Особое внимание вызывали две проблемы. Во-первых, это проблема материалистического понимания исторического развития. Напряжённый интерес к экономическим факторам бытия, к истории хозяйства стал своего рода непременной составляющей большинства исследований историков, занимавшихся различными проблемами прошлого и принадлежавших к различным школам. Академик С. Ф. Платонов говорил в 1930 г.: «Мои научные взгляды сложились в эпоху «эволюционной теории», причем изучение социально-экономических вопросов я считал для историков очередными задачами и внимательно относился к доктрине экономического материализма. Экономическая интерпретация исторического процесса в древней Руси проведена мною в моей основной работе «Очерки по истории Смутного времени» – той работе, которая создала мне громкое имя. Та же точка зрения руководила мною и в дальнейших работах – статьях по истории крестьян в Московской Руси, в которых я, смею думать, ранее других определил точное время и способ прикрепления крестьян и начало крепостного права»[1061].
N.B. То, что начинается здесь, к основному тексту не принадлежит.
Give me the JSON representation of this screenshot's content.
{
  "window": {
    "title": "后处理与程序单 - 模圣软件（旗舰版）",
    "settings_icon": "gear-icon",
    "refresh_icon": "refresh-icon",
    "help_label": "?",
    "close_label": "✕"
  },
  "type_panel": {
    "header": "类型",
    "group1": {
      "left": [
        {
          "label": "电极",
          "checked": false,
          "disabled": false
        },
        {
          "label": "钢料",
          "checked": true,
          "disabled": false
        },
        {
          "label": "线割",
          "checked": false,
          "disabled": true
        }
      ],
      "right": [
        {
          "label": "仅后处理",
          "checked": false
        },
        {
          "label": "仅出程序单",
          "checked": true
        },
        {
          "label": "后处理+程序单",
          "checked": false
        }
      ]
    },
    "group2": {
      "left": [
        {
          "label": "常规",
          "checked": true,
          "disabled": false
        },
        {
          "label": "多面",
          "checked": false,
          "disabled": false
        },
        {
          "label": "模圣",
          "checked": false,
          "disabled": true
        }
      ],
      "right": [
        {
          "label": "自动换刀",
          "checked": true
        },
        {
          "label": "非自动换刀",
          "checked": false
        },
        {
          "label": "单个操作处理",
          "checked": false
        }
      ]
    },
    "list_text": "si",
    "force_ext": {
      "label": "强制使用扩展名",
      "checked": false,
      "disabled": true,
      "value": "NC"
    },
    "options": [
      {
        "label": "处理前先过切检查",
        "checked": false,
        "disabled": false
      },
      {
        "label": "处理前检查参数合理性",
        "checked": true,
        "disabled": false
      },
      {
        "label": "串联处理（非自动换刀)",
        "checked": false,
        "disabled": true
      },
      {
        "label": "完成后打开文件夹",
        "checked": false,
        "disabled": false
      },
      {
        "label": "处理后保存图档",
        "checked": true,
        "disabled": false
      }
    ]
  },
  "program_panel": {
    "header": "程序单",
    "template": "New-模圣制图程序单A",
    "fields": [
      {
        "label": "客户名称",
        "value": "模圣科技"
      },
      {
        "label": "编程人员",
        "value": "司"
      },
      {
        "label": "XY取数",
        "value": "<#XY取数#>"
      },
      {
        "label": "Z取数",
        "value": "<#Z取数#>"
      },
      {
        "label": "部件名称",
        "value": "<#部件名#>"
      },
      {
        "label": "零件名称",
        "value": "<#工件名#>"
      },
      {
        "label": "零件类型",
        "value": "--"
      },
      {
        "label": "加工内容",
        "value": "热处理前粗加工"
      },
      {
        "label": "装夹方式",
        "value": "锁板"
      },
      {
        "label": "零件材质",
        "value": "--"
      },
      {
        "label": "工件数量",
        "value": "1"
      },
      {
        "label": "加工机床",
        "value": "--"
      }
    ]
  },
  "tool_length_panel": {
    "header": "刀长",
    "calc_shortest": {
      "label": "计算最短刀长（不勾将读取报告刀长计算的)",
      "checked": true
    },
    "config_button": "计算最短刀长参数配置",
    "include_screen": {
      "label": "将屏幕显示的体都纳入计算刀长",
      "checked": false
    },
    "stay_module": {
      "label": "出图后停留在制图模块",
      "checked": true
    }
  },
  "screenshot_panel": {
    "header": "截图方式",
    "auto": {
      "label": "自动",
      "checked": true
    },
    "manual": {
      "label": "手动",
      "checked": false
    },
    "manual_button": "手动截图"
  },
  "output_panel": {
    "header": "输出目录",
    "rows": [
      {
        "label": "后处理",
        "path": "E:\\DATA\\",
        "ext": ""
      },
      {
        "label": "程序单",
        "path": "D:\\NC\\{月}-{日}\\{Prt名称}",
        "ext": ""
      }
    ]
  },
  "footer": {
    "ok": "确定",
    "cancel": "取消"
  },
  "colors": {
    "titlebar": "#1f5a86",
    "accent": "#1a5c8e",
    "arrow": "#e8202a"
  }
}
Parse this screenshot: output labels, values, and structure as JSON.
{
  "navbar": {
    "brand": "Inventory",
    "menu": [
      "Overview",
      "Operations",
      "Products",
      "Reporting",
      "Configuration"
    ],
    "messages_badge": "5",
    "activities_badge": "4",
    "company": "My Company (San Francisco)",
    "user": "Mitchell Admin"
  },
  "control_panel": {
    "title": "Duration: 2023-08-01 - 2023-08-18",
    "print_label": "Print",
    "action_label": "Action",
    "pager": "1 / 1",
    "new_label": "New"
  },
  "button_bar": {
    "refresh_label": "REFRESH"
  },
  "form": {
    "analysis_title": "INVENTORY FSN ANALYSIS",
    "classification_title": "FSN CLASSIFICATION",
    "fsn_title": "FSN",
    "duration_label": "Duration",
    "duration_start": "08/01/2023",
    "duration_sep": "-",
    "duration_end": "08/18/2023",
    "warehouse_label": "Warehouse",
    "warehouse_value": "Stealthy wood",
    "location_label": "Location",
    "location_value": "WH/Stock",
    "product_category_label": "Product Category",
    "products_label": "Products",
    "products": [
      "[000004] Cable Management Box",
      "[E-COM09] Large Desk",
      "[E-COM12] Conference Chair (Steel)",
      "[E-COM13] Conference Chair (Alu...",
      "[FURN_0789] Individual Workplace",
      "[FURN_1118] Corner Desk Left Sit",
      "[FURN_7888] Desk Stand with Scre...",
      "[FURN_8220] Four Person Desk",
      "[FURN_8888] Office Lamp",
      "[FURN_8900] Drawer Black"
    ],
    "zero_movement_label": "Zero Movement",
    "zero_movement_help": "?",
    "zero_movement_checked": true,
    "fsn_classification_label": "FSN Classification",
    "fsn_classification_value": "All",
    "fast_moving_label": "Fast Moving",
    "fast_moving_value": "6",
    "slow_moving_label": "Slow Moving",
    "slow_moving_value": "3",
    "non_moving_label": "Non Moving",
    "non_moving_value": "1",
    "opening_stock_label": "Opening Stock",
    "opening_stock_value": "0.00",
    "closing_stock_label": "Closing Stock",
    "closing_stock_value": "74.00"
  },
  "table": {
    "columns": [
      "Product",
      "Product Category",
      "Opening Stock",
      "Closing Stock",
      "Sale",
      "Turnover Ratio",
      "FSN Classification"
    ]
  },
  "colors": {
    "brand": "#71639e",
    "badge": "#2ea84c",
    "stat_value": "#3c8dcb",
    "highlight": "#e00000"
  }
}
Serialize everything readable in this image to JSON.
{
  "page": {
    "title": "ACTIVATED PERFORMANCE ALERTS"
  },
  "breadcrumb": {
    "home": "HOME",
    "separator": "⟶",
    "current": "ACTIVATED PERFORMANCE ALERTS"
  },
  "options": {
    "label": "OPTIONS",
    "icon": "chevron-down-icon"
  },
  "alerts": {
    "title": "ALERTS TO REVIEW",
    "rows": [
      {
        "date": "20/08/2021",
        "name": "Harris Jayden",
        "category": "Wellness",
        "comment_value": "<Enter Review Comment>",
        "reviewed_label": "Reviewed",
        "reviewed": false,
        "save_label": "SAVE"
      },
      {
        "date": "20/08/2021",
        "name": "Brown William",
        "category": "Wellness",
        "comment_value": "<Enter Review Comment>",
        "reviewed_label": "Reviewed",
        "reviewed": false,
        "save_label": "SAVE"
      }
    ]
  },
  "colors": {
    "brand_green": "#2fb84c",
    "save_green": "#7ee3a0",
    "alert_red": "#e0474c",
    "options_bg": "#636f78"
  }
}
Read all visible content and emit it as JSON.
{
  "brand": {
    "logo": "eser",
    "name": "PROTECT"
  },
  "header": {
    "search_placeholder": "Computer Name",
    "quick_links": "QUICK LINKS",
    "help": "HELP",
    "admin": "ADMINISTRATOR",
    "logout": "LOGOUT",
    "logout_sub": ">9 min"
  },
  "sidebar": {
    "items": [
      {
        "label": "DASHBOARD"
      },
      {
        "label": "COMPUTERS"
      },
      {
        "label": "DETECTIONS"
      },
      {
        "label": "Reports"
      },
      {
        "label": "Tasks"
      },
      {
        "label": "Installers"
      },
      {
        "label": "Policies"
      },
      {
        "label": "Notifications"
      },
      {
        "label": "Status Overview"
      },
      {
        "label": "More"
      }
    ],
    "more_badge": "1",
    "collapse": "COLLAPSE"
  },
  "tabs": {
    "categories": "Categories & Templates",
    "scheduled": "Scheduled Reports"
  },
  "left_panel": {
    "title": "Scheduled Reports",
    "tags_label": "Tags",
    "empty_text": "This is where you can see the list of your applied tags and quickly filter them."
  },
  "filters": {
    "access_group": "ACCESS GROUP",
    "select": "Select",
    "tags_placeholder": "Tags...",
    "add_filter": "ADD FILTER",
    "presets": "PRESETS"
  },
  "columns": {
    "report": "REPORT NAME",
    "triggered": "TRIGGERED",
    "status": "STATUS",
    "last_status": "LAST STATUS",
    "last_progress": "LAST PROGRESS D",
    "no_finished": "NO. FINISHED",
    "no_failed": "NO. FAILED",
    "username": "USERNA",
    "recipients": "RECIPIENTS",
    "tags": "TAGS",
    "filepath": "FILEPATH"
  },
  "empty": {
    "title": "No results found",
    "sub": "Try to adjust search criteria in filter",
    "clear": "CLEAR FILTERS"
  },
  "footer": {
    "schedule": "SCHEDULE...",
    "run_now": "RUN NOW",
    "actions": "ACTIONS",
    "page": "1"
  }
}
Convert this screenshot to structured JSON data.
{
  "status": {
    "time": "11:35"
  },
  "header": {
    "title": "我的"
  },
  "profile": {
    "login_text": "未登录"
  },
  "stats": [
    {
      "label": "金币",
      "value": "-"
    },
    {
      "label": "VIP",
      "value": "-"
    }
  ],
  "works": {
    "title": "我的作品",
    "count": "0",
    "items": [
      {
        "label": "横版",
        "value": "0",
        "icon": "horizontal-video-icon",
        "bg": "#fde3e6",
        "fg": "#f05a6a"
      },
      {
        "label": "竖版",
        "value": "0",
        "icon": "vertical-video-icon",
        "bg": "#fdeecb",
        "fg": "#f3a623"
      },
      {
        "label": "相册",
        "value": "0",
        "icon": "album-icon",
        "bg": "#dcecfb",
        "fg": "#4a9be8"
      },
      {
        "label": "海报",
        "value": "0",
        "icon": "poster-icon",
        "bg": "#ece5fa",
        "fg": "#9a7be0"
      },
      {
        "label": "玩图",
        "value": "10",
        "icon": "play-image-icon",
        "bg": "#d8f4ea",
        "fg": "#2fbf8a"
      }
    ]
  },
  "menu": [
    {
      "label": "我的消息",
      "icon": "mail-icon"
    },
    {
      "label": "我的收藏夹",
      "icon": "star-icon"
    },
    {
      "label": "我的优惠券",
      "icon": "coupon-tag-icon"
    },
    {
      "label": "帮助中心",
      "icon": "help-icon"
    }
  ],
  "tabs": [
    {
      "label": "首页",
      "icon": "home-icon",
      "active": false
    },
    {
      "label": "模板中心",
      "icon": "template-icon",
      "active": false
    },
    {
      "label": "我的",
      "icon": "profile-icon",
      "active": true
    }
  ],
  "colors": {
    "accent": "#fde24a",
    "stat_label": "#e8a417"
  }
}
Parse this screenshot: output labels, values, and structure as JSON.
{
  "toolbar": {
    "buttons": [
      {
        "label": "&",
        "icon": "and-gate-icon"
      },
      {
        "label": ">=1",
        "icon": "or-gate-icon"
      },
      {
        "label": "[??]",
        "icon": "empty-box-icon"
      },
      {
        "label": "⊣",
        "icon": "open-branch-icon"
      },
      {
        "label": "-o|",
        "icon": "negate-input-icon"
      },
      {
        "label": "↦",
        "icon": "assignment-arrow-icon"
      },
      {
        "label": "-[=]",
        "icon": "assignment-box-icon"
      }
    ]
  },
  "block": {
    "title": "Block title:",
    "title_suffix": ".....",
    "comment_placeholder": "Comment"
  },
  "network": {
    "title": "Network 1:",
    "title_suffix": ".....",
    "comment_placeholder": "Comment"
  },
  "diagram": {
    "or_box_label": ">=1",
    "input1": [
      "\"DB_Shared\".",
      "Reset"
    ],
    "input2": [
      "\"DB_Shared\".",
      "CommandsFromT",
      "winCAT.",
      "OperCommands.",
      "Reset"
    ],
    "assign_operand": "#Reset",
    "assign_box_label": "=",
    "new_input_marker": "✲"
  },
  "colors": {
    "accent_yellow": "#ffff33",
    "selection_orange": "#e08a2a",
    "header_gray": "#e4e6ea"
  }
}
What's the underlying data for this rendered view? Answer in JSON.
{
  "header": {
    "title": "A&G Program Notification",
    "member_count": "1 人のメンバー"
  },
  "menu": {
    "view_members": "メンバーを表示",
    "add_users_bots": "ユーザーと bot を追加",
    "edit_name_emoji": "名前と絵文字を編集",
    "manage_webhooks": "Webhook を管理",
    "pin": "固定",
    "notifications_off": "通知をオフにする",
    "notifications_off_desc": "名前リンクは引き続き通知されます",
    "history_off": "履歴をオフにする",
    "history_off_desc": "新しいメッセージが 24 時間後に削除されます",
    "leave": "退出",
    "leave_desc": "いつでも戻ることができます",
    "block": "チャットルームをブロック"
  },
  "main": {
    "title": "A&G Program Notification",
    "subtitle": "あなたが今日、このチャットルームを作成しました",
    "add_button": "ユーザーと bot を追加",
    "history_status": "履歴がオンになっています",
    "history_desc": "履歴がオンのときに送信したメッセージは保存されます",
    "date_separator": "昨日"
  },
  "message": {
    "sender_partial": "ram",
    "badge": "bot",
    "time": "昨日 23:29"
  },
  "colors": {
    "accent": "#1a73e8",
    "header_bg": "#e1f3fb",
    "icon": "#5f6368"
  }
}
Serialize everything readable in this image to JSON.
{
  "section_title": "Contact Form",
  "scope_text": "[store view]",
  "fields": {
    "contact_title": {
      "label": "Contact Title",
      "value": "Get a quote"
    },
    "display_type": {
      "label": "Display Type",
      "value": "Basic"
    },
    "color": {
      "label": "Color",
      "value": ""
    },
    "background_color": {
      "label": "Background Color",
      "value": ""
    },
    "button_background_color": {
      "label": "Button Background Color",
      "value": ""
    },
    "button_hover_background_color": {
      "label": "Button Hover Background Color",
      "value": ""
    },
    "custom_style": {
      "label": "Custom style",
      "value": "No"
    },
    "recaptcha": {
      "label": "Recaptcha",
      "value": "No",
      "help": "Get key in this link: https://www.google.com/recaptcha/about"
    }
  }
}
Его московский коллега Д. М. Петрушевский, тогдашний директор РАНИОН, тщательно исследовал социально-экономическое и политическое развитие средневековой Англии, уделив особое внимание эволюции аграрных отношений, судеб средневекового города, переменам политических институтов[1062]. В 1928 году им были опубликованы «Очерки из экономической истории средневековой Европы»[1063].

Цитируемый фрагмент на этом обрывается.